An official 12-truck convoy pouring out clouds of stinking blue diesel fumes rumbled through the Adler 20 checkpoint early Saturday bound for the town of Achkhoi-Martan, west of Grozny.

In the Severny train camp, meanwhile, Ruslan Umarov explained why he and his family had fled into Ingushetia two days ago - less than a week after being railroaded back to the western Chechen town of Sernovodsk by Russian officials.

"They told us that everything was ready in Sernovodsk, that all the necessary facilities to cater the refugees were ready," said the 54-year-old headmaster of a Grozny boarding school destroyed in the latest war.

"But when we arrived there was nothing there: no toilets, no food, no coal, no electricity.

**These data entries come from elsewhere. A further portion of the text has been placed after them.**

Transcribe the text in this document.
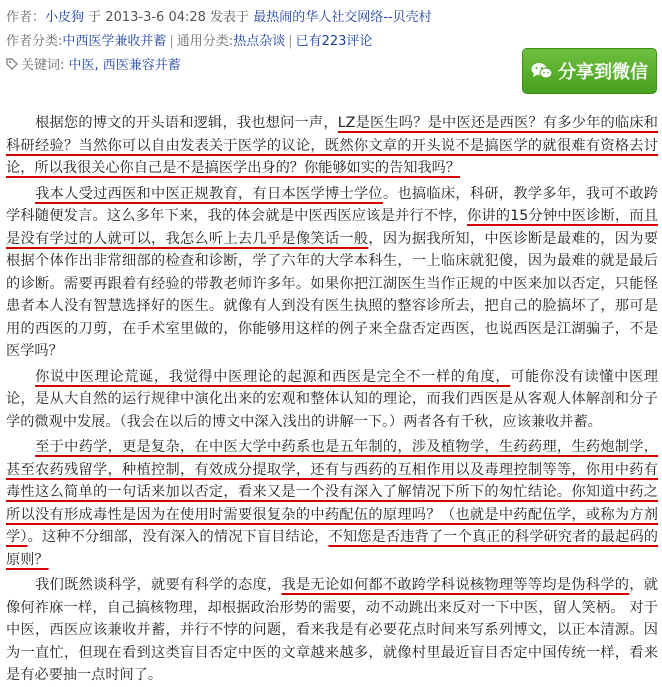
作者：小皮狗 于 2013-3-6 04:28 发表于 最热闹的华人社交网络--贝壳村
作者分类:中西医学兼收并蓄 | 通用分类:热点杂谈 | 已有223评论
关键词: 中医, 西医兼容并蓄	分享到微信

根据您的博文的开头语和逻辑，我也想问一声，LZ是医生吗？是中医还是西医？有多少年的临床和科研经验？当然你可以自由发表关于医学的议论，既然你文章的开头说不是搞医学的就很难有资格去讨论，所以我很关心你自己是不是搞医学出身的？你能够如实的告知我吗？

我本人受过西医和中医正规教育，有日本医学博士学位。也搞临床，科研，教学多年，我可不敢跨学科随便发言。这么多年下来，我的体会就是中医西医应该是并行不悖，你讲的15分钟中医诊断，而且是没有学过的人就可以，我怎么听上去几乎是像笑话一般，因为据我所知，中医诊断是最难的，因为要根据个体作出非常细部的检查和诊断，学了六年的大学本科生，一上临床就犯傻，因为最难的就是最后的诊断。需要再跟着有经验的带教老师许多年。如果你把江湖医生当作正规的中医来加以否定，只能怪患者本人没有智慧选择好的医生。就像有人到没有医生执照的整容诊所去，把自己的脸搞坏了，那可是用的西医的刀剪，在手术室里做的，你能够用这样的例子来全盘否定西医，也说西医是江湖骗子，不是医学吗？

你说中医理论荒诞，我觉得中医理论的起源和西医是完全不一样的角度，可能你没有读懂中医理论，是从大自然的运行规律中演化出来的宏观和整体认知的理论，而我们西医是从客观人体解剖和分子学的微观中发展。（我会在以后的博文中深入浅出的讲解一下。）两者各有千秋，应该兼收并蓄。

至于中药学，更是复杂，在中医大学中药系也是五年制的，涉及植物学，生药药理，生药炮制学，甚至农药残留学，种植控制，有效成分提取学，还有与西药的互相作用以及毒理控制等等，你用中药有毒性这么简单的一句话来加以否定，看来又是一个没有深入了解情况下所下的匆忙结论。你知道中药之所以没有形成毒性是因为在使用时需要很复杂的中药配伍的原理吗？（也就是中药配伍学，或称为方剂学）。这种不分细部，没有深入的情况下盲目结论，不知您是否违背了一个真正的科学研究者的最起码的原则？

我们既然谈科学，就要有科学的态度，我是无论如何都不敢跨学科说核物理等等均是伪科学的，就像何祚庥一样，自己搞核物理，却根据政治形势的需要，动不动跳出来反对一下中医，留人笑柄。 对于中医，西医应该兼收并蓄，并行不悖的问题，看来我是有必要花点时间来写系列博文，以正本清源。因为一直忙，但现在看到这类盲目否定中医的文章越来越多，就像村里最近盲目否定中国传统一样，看来是有必要抽一点时间了。
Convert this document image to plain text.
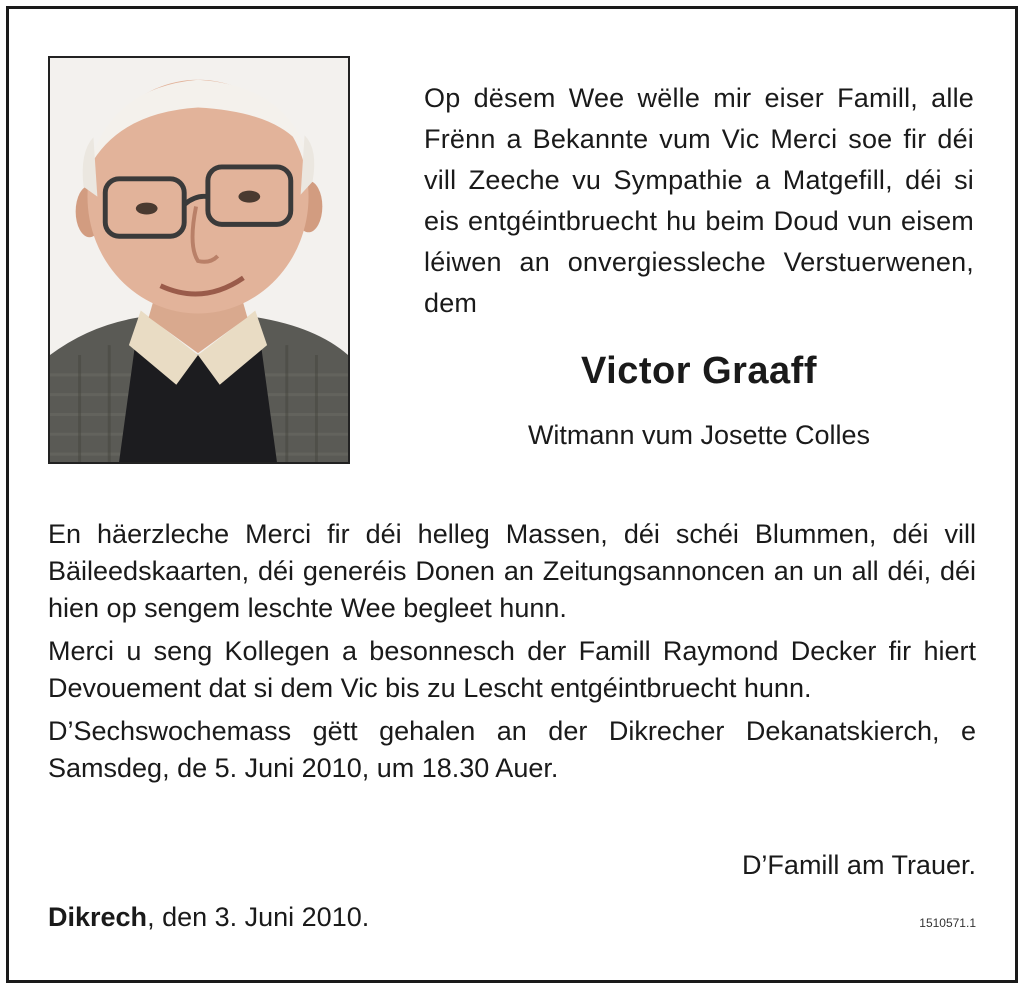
Op dësem Wee wëlle mir eiser Famill, alle Frënn a Bekannte vum Vic Merci soe fir déi vill Zeeche vu Sympathie a Matgefill, déi si eis entgéintbruecht hu beim Doud vun eisem léiwen an onvergiessleche Verstuerwenen, dem
Victor Graaff
Witmann vum Josette Colles

En häerzleche Merci fir déi helleg Massen, déi schéi Blummen, déi vill Bäileedskaarten, déi generéis Donen an Zeitungsannoncen an un all déi, déi hien op sengem leschte Wee begleet hunn.

Merci u seng Kollegen a besonnesch der Famill Raymond Decker fir hiert Devouement dat si dem Vic bis zu Lescht entgéintbruecht hunn.

D’Sechswochemass gëtt gehalen an der Dikrecher Dekanatskierch, e Samsdeg, de 5. Juni 2010, um 18.30 Auer.

D’Famill am Trauer.
Dikrech, den 3. Juni 2010.	1510571.1
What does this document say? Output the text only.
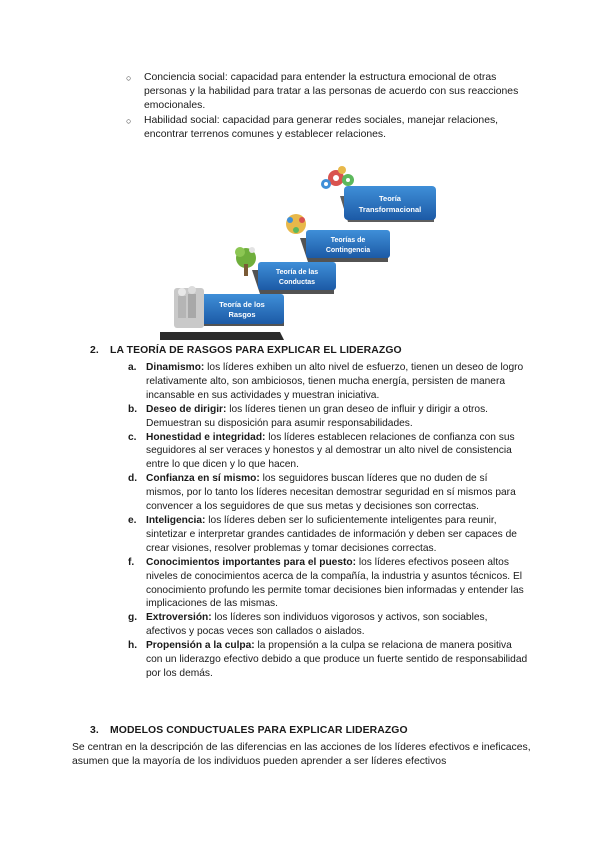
○ Conciencia social: capacidad para entender la estructura emocional de otras personas y la habilidad para tratar a las personas de acuerdo con sus reacciones emocionales.
○ Habilidad social: capacidad para generar redes sociales, manejar relaciones, encontrar terrenos comunes y establecer relaciones.
Teoría de los
Rasgos
Teoría de las
Conductas
Teorías de
Contingencia
Teoría
Transformacional
2. LA TEORÍA DE RASGOS PARA EXPLICAR EL LIDERAZGO
a. Dinamismo: los líderes exhiben un alto nivel de esfuerzo, tienen un deseo de logro relativamente alto, son ambiciosos, tienen mucha energía, persisten de manera incansable en sus actividades y muestran iniciativa.
b. Deseo de dirigir: los líderes tienen un gran deseo de influir y dirigir a otros. Demuestran su disposición para asumir responsabilidades.
c. Honestidad e integridad: los líderes establecen relaciones de confianza con sus seguidores al ser veraces y honestos y al demostrar un alto nivel de consistencia entre lo que dicen y lo que hacen.
d. Confianza en sí mismo: los seguidores buscan líderes que no duden de sí mismos, por lo tanto los líderes necesitan demostrar seguridad en sí mismos para convencer a los seguidores de que sus metas y decisiones son correctas.
e. Inteligencia: los líderes deben ser lo suficientemente inteligentes para reunir, sintetizar e interpretar grandes cantidades de información y deben ser capaces de crear visiones, resolver problemas y tomar decisiones correctas.
f. Conocimientos importantes para el puesto: los líderes efectivos poseen altos niveles de conocimientos acerca de la compañía, la industria y asuntos técnicos. El conocimiento profundo les permite tomar decisiones bien informadas y entender las implicaciones de las mismas.
g. Extroversión: los líderes son individuos vigorosos y activos, son sociables, afectivos y pocas veces son callados o aislados.
h. Propensión a la culpa: la propensión a la culpa se relaciona de manera positiva con un liderazgo efectivo debido a que produce un fuerte sentido de responsabilidad por los demás.
3. MODELOS CONDUCTUALES PARA EXPLICAR LIDERAZGO
Se centran en la descripción de las diferencias en las acciones de los líderes efectivos e ineficaces, asumen que la mayoría de los individuos pueden aprender a ser líderes efectivos
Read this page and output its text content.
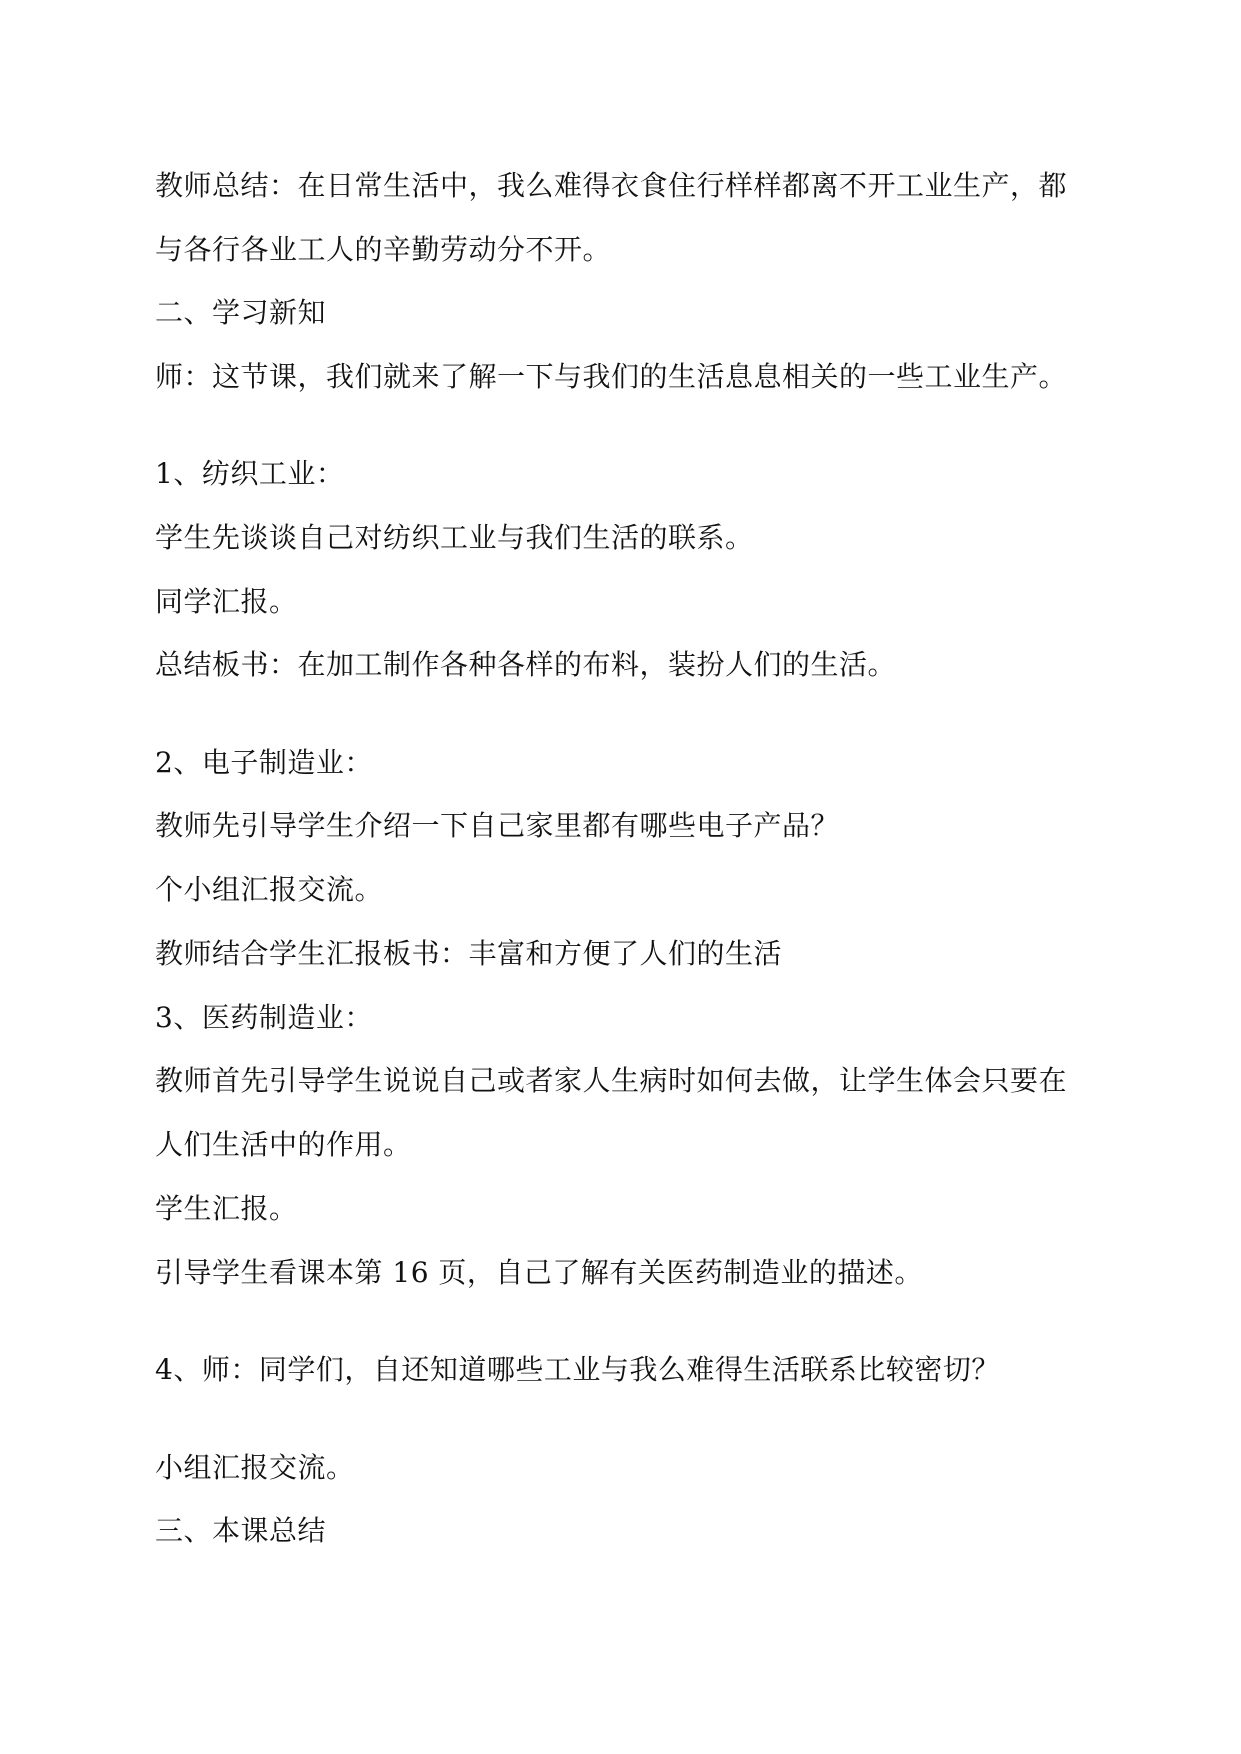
教师总结：在日常生活中，我么难得衣食住行样样都离不开工业生产，都

与各行各业工人的辛勤劳动分不开。

二、学习新知

师：这节课，我们就来了解一下与我们的生活息息相关的一些工业生产。

1、纺织工业：

学生先谈谈自己对纺织工业与我们生活的联系。

同学汇报。

总结板书：在加工制作各种各样的布料，装扮人们的生活。

2、电子制造业：

教师先引导学生介绍一下自己家里都有哪些电子产品？

个小组汇报交流。

教师结合学生汇报板书：丰富和方便了人们的生活

3、医药制造业：

教师首先引导学生说说自己或者家人生病时如何去做，让学生体会只要在

人们生活中的作用。

学生汇报。

引导学生看课本第 16 页，自己了解有关医药制造业的描述。

4、师：同学们，自还知道哪些工业与我么难得生活联系比较密切？

小组汇报交流。

三、本课总结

Then they said it would be sorted out during the day ... but we got no food for two days."

Four tanks, the barrels of their guns pointed towards the refugee train, added to the feeling of oppression and misery, said Ruslan, and helped decide him to return to Ingushetia with his wife and three children.

Several hundred yards away across a sea of mud, stones and snow, scores of women sought to rustle up a lunch of sorts, reheating the previous evening's watery soup, supplemented by fried bread and gristle substituting for meat.

"We get hot soup or borsch once a day, but it's just water really with a bit of meat and rice," said Malika Zhabrilova, 40, who fled Grozny more than a month ago.

Like dozens of other women packed into the communal canteen, Malika uses the more than 100 gas stoves to feed the 5,000 to 6,000 people crammed onto 90 railway wagons that make up the camp.

Daily chores of cleaning, cooking and scrounging cash for "luxuries" such as carrots, potatoes and onions help relieve the wall-to-wall tedium of life in a railway carriage.

Over bitter mugs of cheap tea, refugees like Ruslan have plenty of time to ponder the present and Chechnya's ill-fated quest for independence.

"I want to remain inside the Russian Federation. I don't want independence because I believe independence doesn't mean having bread, clothing, and money, work and food," Umarov said. "When we went for independence, Russia grabbed us by the throat and showed us what we'll get. The independence we've got now we don't need," he concluded.